Rehua: Whakakitea Ngā Mata o te Ariki
Robin Slow | Brian Flintoff | Bob Bickerton
11 June – 5 July 2022
A multi-sensory experience, Rehua: Whakakitea Ngā Mata o te Ariki, brings together original paintings, taonga pūoro, and soundscapes, with a specific focus on histories and stories from Te Wai Pounamu.
Slow’s paintings are rich stories of whenua, of Rehua, Matariki and their children.
Flintoff is renowned for his musical instruments carved from native timbers, bone and shell. His carvings are inspired by the same stories that inform Slow’s work.
Bickerton creates a contemplative visual and aural catalogue of the combined outcomes using his musical skills and those of Ariana Tikao, Holly Tikao-Weir, Solomon Rahui.
From the call of the putatara from the heavens they sound the way forward opening the pathways to that of the unknown. Governed and guided by the whetu (stars) they travelled from beyond the whero horizon line, from Hawaiiki and beyond to Te Pātū-nui-o-āio, still travelling back, then spiralling forward, and making landfall to a place we call Aotearoa.
The light of Te Ao Marama shines in this place. It shines brightly but also casts the shadows. The light is the space between the conception and the passing, beginning and the end, the tapu and the noa, the male and the female, the young and the old.
From the breath that Tane took and created the manu and wahine for this land, from the winds that blew on the sails for our tipuna to reach here, to the breath we share in the hongi, the waiata, karakia and to the playing of taonga pūoro, the hau is an essential element.
Rehua is the partner of Mātariki and the father to her children that forms the special cluster of stars.

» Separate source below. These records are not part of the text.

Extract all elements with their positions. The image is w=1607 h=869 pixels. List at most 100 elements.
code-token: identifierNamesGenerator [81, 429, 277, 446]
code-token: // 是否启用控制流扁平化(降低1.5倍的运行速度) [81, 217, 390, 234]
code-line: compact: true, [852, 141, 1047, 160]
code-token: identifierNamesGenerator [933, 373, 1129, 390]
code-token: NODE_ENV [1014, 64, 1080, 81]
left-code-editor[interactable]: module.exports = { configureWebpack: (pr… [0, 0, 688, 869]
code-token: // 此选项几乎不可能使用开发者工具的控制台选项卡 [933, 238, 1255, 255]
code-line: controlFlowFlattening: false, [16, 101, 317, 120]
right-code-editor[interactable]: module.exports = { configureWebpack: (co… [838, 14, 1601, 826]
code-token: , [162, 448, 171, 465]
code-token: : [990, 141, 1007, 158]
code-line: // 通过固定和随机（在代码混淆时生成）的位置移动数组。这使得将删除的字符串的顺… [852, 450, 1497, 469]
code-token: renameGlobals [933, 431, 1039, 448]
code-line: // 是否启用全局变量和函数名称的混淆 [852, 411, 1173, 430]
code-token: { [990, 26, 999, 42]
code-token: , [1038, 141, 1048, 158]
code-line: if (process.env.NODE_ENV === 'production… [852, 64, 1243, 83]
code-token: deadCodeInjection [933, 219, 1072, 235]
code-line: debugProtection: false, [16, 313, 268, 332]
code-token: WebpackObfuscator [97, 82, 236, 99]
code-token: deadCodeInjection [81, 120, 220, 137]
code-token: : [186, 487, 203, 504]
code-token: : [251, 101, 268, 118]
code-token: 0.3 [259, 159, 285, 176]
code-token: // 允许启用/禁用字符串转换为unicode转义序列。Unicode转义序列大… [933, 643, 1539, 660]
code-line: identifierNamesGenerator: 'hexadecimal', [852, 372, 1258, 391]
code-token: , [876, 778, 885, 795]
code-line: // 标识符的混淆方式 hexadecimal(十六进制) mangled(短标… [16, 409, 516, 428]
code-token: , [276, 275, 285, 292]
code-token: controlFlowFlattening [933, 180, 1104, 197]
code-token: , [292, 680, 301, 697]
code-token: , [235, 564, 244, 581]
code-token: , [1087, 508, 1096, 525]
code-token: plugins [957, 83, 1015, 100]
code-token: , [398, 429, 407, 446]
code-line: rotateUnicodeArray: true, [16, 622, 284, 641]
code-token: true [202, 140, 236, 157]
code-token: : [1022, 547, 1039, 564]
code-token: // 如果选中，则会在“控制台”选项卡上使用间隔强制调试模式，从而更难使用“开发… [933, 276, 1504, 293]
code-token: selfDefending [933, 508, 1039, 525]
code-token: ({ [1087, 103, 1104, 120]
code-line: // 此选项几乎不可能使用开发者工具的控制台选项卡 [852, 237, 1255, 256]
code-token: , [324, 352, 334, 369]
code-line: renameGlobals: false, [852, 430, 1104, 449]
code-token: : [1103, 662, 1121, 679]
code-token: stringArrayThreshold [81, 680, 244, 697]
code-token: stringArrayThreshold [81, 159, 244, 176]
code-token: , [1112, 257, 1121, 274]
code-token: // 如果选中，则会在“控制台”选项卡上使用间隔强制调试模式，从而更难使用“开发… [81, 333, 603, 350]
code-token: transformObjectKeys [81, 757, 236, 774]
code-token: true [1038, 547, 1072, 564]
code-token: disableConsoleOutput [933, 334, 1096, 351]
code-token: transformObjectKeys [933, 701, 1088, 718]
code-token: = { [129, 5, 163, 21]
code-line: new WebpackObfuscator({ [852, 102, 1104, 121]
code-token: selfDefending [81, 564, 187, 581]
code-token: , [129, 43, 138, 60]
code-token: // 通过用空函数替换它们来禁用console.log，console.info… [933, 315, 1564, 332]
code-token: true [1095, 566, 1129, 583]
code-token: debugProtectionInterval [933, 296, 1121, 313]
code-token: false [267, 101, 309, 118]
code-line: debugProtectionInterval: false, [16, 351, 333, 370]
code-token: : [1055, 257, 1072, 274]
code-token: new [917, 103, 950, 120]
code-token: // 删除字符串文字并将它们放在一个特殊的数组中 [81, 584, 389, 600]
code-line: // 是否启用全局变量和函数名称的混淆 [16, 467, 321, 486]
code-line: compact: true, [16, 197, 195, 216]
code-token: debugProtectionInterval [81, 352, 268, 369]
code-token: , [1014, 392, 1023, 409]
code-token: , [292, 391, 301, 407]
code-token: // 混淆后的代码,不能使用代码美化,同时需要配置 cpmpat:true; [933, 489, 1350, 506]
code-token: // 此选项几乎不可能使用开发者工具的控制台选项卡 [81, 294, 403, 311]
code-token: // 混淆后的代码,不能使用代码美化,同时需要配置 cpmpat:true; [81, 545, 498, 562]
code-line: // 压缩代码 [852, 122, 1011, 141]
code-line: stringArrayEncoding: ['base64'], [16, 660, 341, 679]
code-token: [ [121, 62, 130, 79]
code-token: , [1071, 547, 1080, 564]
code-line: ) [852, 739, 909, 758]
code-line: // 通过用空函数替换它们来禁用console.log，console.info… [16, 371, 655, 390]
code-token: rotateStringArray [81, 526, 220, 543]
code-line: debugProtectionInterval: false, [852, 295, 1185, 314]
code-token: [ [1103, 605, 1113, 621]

It was Rehua that gifted Tane many of the songbirds, trees and seeds from his hair to cover their mother Papatuanuku. The manu included the huia, tui and korimako (bellbird). It was the tui that guarded the Pumotomoto (doorway between the 11th and 12th heavens) where the highest esoteric knowledge was kept. The pumotomoto is also the taonga pūoro used by the tohunga to impart knowledge and whakapapa.